Thomas Hollis was the benefactor who in the 1770s re-created Lyme as a cheerful and popular town.
He inherited the wealth of a merchant family, studied law, spent six years on two Grand Tours of the continent (where he commissioned six paintings by Canaletto), could have entered Parliament but said he would rather go to hell because he was appalled by its corruption. He was a cheerful man, over six feet tall, a Non-conformist or possibly atheist (he never went to church), a Whig of radically liberal views, and a philanthropist who preferred to be anonymous. He donated pictures and books to cities such as Berne and Zurich. After the library of Harvard College (now University) in Cambridge, Massachusetts, burned in 1764, he resupplied it with many shipments of books, and it now calls its electronic side the Hollis OnLine Literary Information System HOLLIS. Because he supported freedom for the American colonies and opposed the war against them, he felt he was being stalked by government agents, became depressed, and in 1770 escaped to his estate near Corscombe and Halstock, north of Beaminster in Dorset. He lived in an old, cold, and damp building called Urles, and, he said I work like a galley slave, improving the land and building three churches and a village school. Lyme at the time was still a miserable place with a population reduced to fewer than a thousand, under the ruthless mismanagement of the Fane family; but it was about to benefit from the new interest in the healthful effects of sea-water. Hollis bought up parts of the town so as to reshape them. He started with the old Three Cups Inn beside the Cobb Gate he kept there a suite of permanently reserved rooms which he called Liberty Hall. He opened up the Cobb Gate square by buying and demolishing the old warehouses, and handed the site over to the town so that the Assembly Rooms could be built. He widened Broad Street by clearing away the cottages of Middle Row between it and Cornhill; also Pound Street by demolishing a nother row of derelict cottages.

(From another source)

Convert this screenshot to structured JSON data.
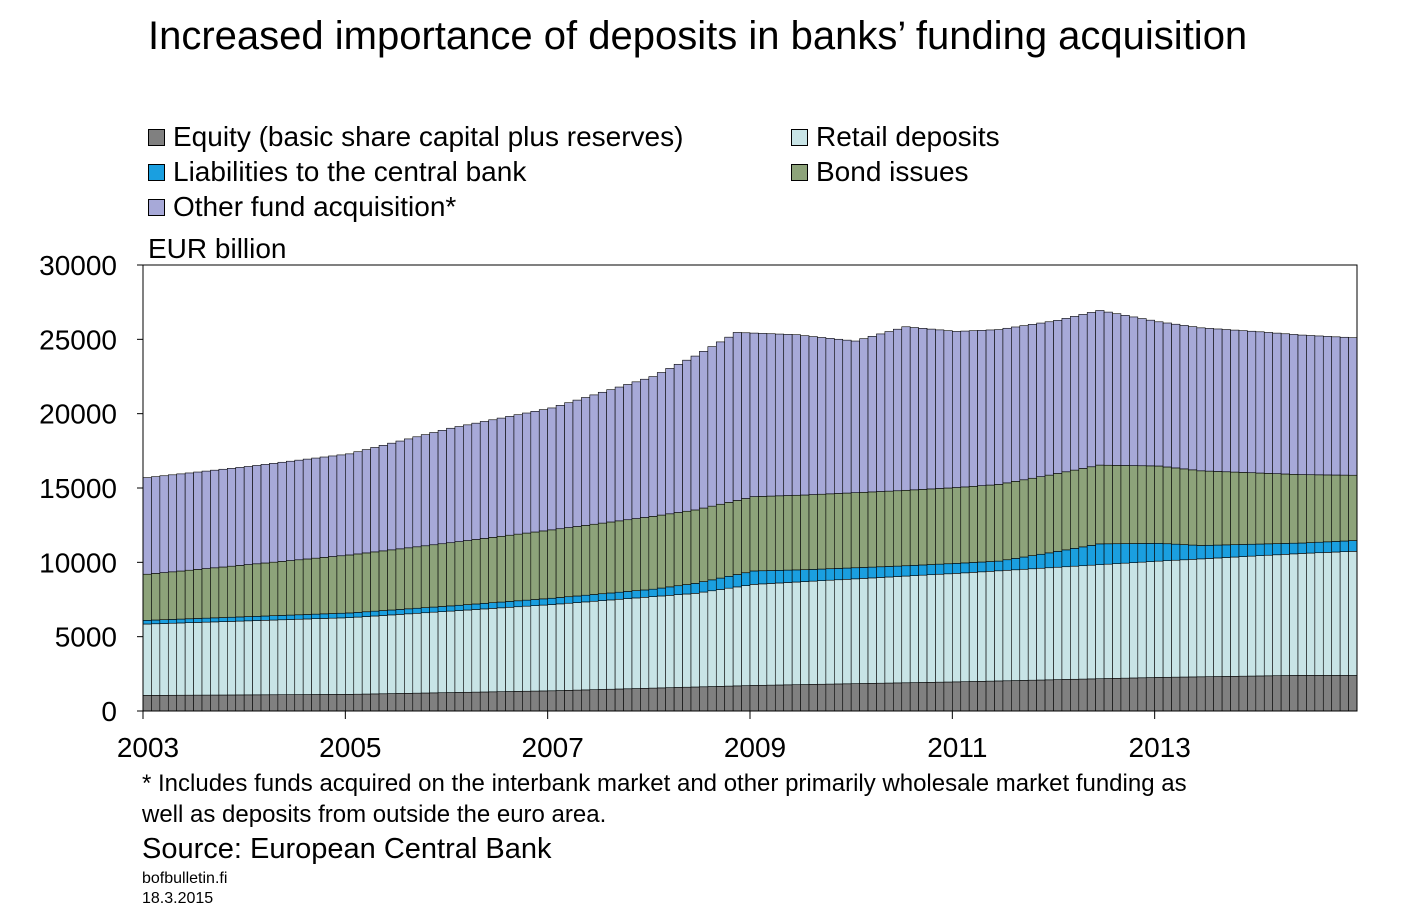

On the sea front in 1771 he removed the old fort and the Alcove, opening the way for the Marine Parade and the gardens.
At the age of 54, on New Year's Day of 1774, he started out riding from Urles to Lyme, but paused to speak to one of his farm-workers; remarked to him I believe the weather is going to change; I am exceedingly giddy, and fell down dead. By his wish he was buried ten feet deep and the spot ploughed over so that the location would be unknown. Augustus Toplady, writer of the hymn Rock of Ages, said that Hollis went about doing good and helping the poor for all of his life.